The promise and threat of self service healthcare


Technology will help save the NHS – or at least some of the cash it needs, according to a report this week from the Reform think tank. Its Expert Patients report argues that helping people manage their own conditions using technology could help save as much as £2 billion by 2020-21, as well as increase patient satisfaction with their care.

The study is part of a cacophony around the potential for self service healthcare that would see the NHS follow suit with industries such as banking and retail, and shift much activity on to the consumer. It was echoed by NHS England’s director of strategic systems and technology Beverley Bryant, who called for wider application of customer service approaches in healthcare.

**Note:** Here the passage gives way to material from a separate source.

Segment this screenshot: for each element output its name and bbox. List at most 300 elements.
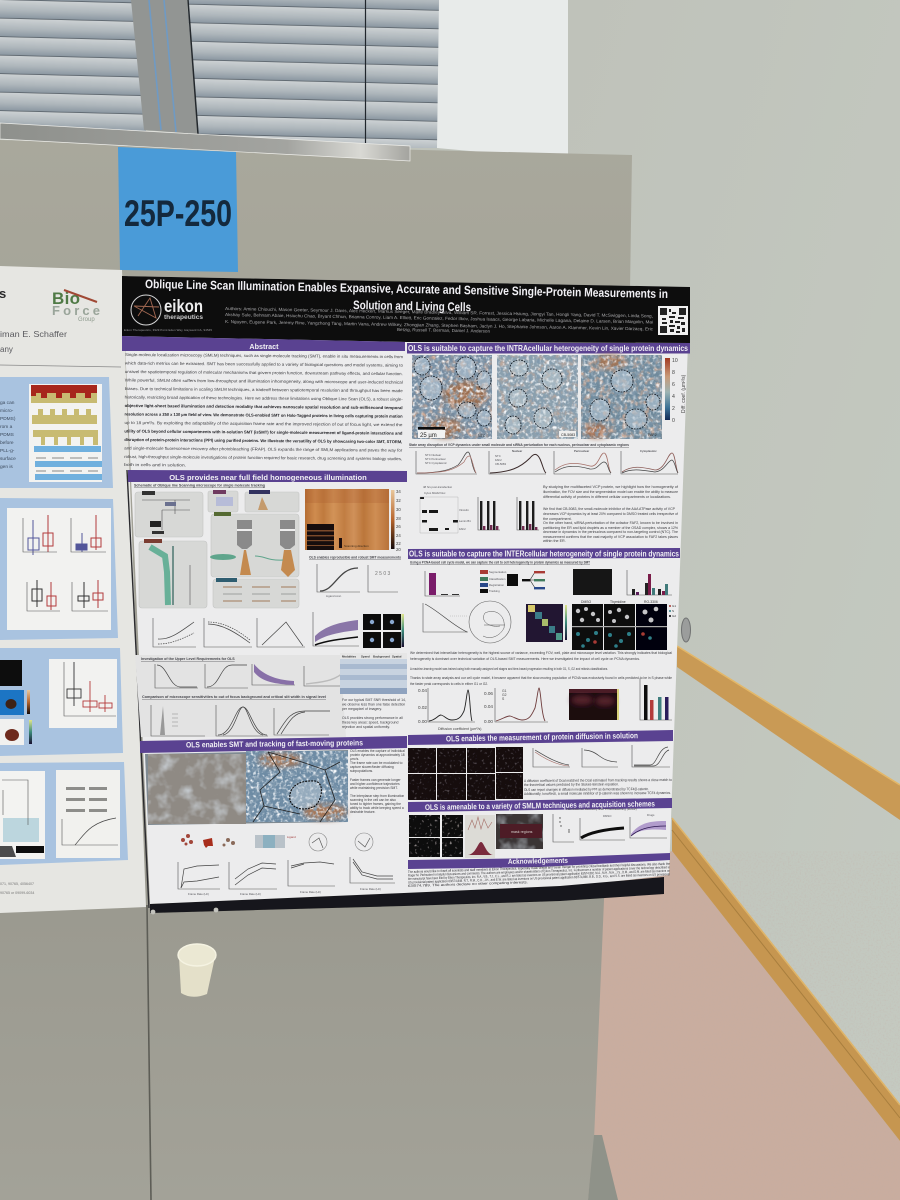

As anyone who has experienced NHS care will know, its ability to design and deliver its services around the needs of its customers is a challenge. To be blunt, the NHS is built around the needs of doctors and finance chiefs. Shifting the mindset to delivering patient-centred care, and with the necessary information and services, will take some doing. As a recent BMJ blog, Time to deliver patient-centred care, noted: “Although the global flow of information has transformed many aspects of our lives, it has bypassed chunks of the health sector…Clinicians and medical educationalists must catch up.”

One pressing issue for the NHS is the prospect of disintermediation – an ugly word that means taking out ‘unnecessary intermediaries’ (read The Future of Public Services paper on the London School of Economics website to see it discussed in more detail). Banks reduced the need for frontline staff by introducing cashpoints and telephone banking. Retailers coped with increasing demand by growing their online presence. And it is beginning to take pace in healthcare, too.

Apps such as Babylon provide ready access to ‘virtual’ primary care – no more struggling with GP appointments and anachronistic waiting rooms. Patients are helping each other through social networks such as PatientsLikeMe, a trend that Facebook is looking to exploit. Worried about your health? Dr Google is coming.

The NHS could have done all of this by now. Maybe the sight of personal health budgets being pooled together to spend on app development and online communities might encourage more activity; Treasury raids on technology funding would suggest not.

Even with rising consumer demand, and pockets of promise, we may be waiting some time before digital opportunities are seized. O’Reilly’s Radar discussed self service healthcare in 2014. It saw that health IT was a necessary ingredient, but was not enough on its own. “Internal (consumers’ personal values and motivations) and external (institutional, health policy, environmental, financial) forces must also converge to motivate people to assume greater mindfulness and expend energy on their health.”

The technology can put the doctor in your pocket. But if the doctor doesn’t want to go there, it’s not going to happen. But as the rise in agency spending shows, and calls to ex-pat GPs in Australia to come back home show, doctors are part of a global market. How soon before we offshore health services? Many businesses do this as part of customer service efforts. Clinical expertise exists across the globe – you don’t have to put it on a return flight. So why not UK healthcare? Maybe I could speak to a doctor at my convenience, and not theirs.